Specifically, the Baltimore P.D. officers did not secure Gray with a seat belt, and several other cases suggest that wasn’t a mere oversight:

Critics argue that the reason a prisoner would be left unbuckled is not to protect officers but to dole out extrajudicial treatment. Baltimore juries have on occasion agreed. In 2004, a man named Jeffrey Alston won $39 million from Baltimore after he was paralyzed from the neck down during a police-van ride. The following year, Dondi Johnson Sr. won $7.4 million after a ride left him a paraplegic. In 2013, Johns Hopkins librarian Christine Abbott filed a suit against the department for a “rough ride” after a 2012 arrest that resulted from a noise complaint. Her lawyer alleges she was not buckled and an officer drove “maniacally” as she was taken in, throwing her around the unpadded van. (Abbott is white; Alston and Johnson, like Gray, are black.) Arrestees and advocates say drivers will jam to abrupt stops and take corners hard to toss riders around. In addition to rough rides, my colleague Conor Friedersdorf notes, the Baltimore Police Department has a long and ignominious rap sheet of brutality not befitting a place that calls itself Charm City.

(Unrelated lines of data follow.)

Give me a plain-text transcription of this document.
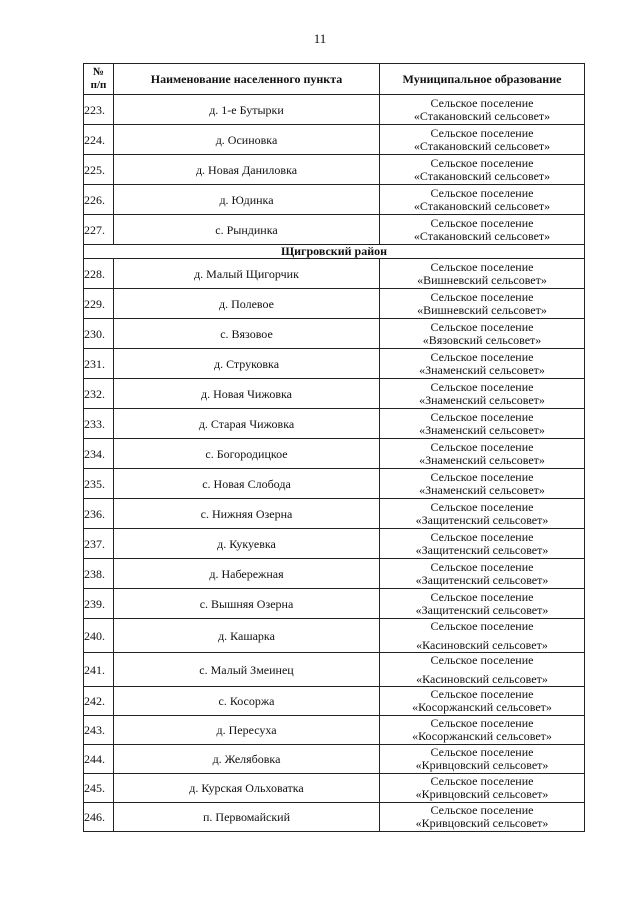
11
№
п/п	Наименование населенного пункта	Муниципальное образование
223.	д. 1-е Бутырки	Сельское поселение
«Стакановский сельсовет»

224.	д. Осиновка	Сельское поселение
«Стакановский сельсовет»

225.	д. Новая Даниловка	Сельское поселение
«Стакановский сельсовет»

226.	д. Юдинка	Сельское поселение
«Стакановский сельсовет»

227.	с. Рындинка	Сельское поселение
«Стакановский сельсовет»

Щигровский район		
228.	д. Малый Щигорчик	Сельское поселение
«Вишневский сельсовет»

229.	д. Полевое	Сельское поселение
«Вишневский сельсовет»

230.	с. Вязовое	Сельское поселение
«Вязовский сельсовет»

231.	д. Струковка	Сельское поселение
«Знаменский сельсовет»

232.	д. Новая Чижовка	Сельское поселение
«Знаменский сельсовет»

233.	д. Старая Чижовка	Сельское поселение
«Знаменский сельсовет»

234.	с. Богородицкое	Сельское поселение
«Знаменский сельсовет»

235.	с. Новая Слобода	Сельское поселение
«Знаменский сельсовет»

236.	с. Нижняя Озерна	Сельское поселение
«Защитенский сельсовет»

237.	д. Кукуевка	Сельское поселение
«Защитенский сельсовет»

238.	д. Набережная	Сельское поселение
«Защитенский сельсовет»

239.	с. Вышняя Озерна	Сельское поселение
«Защитенский сельсовет»

240.	д. Кашарка	Сельское поселение
«Касиновский сельсовет»

241.	с. Малый Змеинец	Сельское поселение
«Касиновский сельсовет»

242.	с. Косоржа	Сельское поселение
«Косоржанский сельсовет»

243.	д. Пересуха	Сельское поселение
«Косоржанский сельсовет»

244.	д. Желябовка	Сельское поселение
«Кривцовский сельсовет»

245.	д. Курская Ольховатка	Сельское поселение
«Кривцовский сельсовет»

246.	п. Первомайский	Сельское поселение
«Кривцовский сельсовет»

As one might expect, it’s hard to know how common this practice is, and there are no good tallies. There are multiple ways a suspect could be injured, including while being apprehended, and the accounts of police and suspects about what happened may vary. (The Bureau of Justice Statistics found about 688 arrest-related deaths per year from 2003 to 2009, with 60 percent ruled homicides.) The multiplicity of slang terms is one metric. “Bringing them up front” refers to jamming on the breaks so a prisoner flies forward. “Screen tests” are the same, so that a prisoner rams into the screen between the front seat and the passenger area of a van or cruiser.

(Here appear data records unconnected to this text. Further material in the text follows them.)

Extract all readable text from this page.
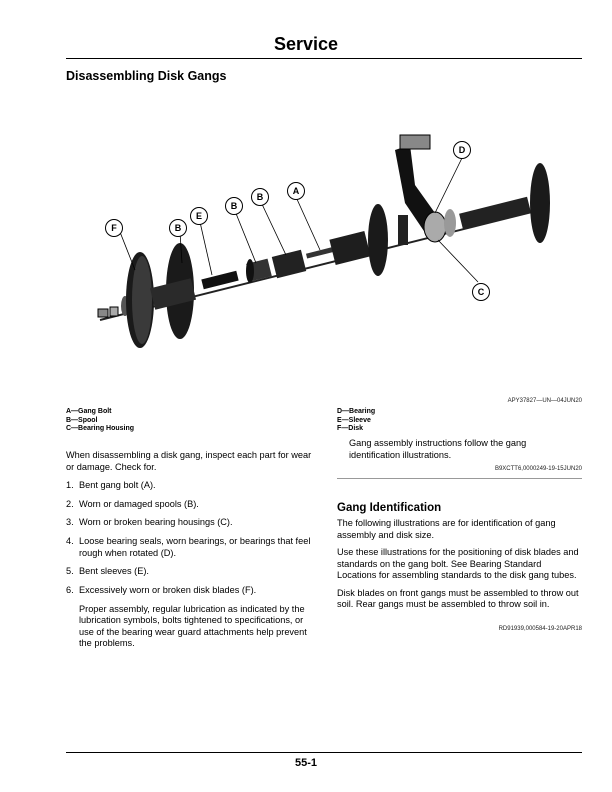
Service
Disassembling Disk Gangs
F	B
E
B
B
A
D
C
APY37827—UN—04JUN20
A—Gang Bolt
B—Spool
C—Bearing Housing
D—Bearing
E—Sleeve
F—Disk

When disassembling a disk gang, inspect each part for wear or damage. Check for.

1. Bent gang bolt (A).
2. Worn or damaged spools (B).
3. Worn or broken bearing housings (C).
4. Loose bearing seals, worn bearings, or bearings that feel rough when rotated (D).
5. Bent sleeves (E).
6. Excessively worn or broken disk blades (F).

Proper assembly, regular lubrication as indicated by the lubrication symbols, bolts tightened to specifications, or use of the bearing wear guard attachments help prevent the problems.

Gang assembly instructions follow the gang identification illustrations.
B9XCTT6,0000249-19-15JUN20
Gang Identification

The following illustrations are for identification of gang assembly and disk size.

Use these illustrations for the positioning of disk blades and standards on the gang bolt. See Bearing Standard Locations for assembling standards to the disk gang tubes.

Disk blades on front gangs must be assembled to throw out soil. Rear gangs must be assembled to throw soil in.

RD91939,000584-19-20APR18
55-1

In short, the officers bound Gray, put him face down on the floor of a van, and then made fast starts, stops, and swerves to bounce him around against the van’s unpadded metal benches and walls. But White Wingers insist his death was an accident … because the medical examiner concluded the officers probably didn’t use their hands to slam Gray around.

You know, in the same way 18 people in Salem died by accident… because the hangman didn’t use his hands to strangle them.

“RFRA does not entitle them to block third parties from engaging in conduct with which they disagree”

And in good news, because we need some, the Fifth Circuit Court of Appeals held the Obama administration’s contraception compromise for religious groups does not violate the Religious Freedom Restoration Act:

Although the plaintiffs have identified several acts that offend their religious beliefs, the acts they are required to perform do not include providing or facilitating access to contraceptives. The acts that violate their faith are the acts of the government, insurers, and third-party administrators, but RFRA does not entitle them to block third parties from engaging in conduct with which they disagree.

The plaintiffs, all religious groups, argued that merely filling out a form to notify the federal government that their employee health insurance will not cover birth control would violate their religious freedom … because their employees would be eligible for birth control coverage, free of charge, through a separate insurance rider.

In other words, “Our health insurance won’t cover that because it offends our religious beliefs … and we won’t let you get coverage anywhere else either.” That second part, the court concluded, is not what the RFRA protects.

Of course the U.S. Supreme Court might ignore that unanimous Fifth Circuit opinion – and every other circuit that has considered this issue – and decide to overturn them all. But for now, at least, it’s good news.